Thomas Stuttard Tattersall EM

b. 23/01/1895 Nelson, Lancashire.  d. ? 1965 Nelson, Lancashire.

DATE OF EM ACTION: 01/10/1917 National Shell Filling Factory, Morecambe, Lancashire.

Thomas Stuttard was born on 23rd January 1895 in Nelson, Lancashire, the fourth of six children born to John Thomas and Elizabeth Tattersall (nee Stuttard). His father was a cotton weaver, and by the age of 14, Thomas had followed in his footsteps and also become a cotton weaver. On the outbreak of World War I. Thomas enlisted with the Royal Field Artillery as a Driver, and was badly wounded at the Battle of the Somme, and his wounds saw him invalided back to England. His injuries were so severe he was invalided out of the Army. On his recovery, he became a fireman for the remainder of the Great War, and it was in this capacity that he was awarded the Edward Medal in Silver (one of just 25 ever awarded) for his actions at the Munitions Factory near Morecambe on 1st October 1917.

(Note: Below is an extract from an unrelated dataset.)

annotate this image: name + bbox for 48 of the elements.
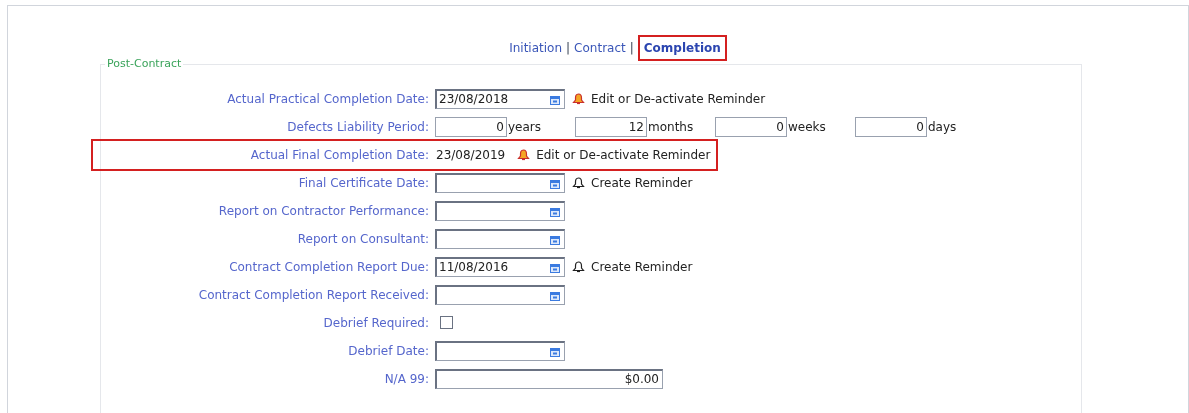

At the end of the Great War, he returned to his previous occupation as a cotton weaver, and remained in this occupation for the rest of his working life. In 1920 he married Mary Jane Holden in Burnley and by the 1939 England and Wales Register they were living with no children in Nelson, and he was still a weaver and his wife was a firelight maker. Thomas died in 1965 in Nelson, aged 70.

 

EM CITATION:

On account of their gallant conduct on the occasion of a fire which occurred at a Munitions Factory on 1st October 1917.

 

BURIAL LOCATION: UNKNOWN.

LOCATION OF MEDAL: PRIVATELY HELD. SOLD AT AUCTION IN 2010.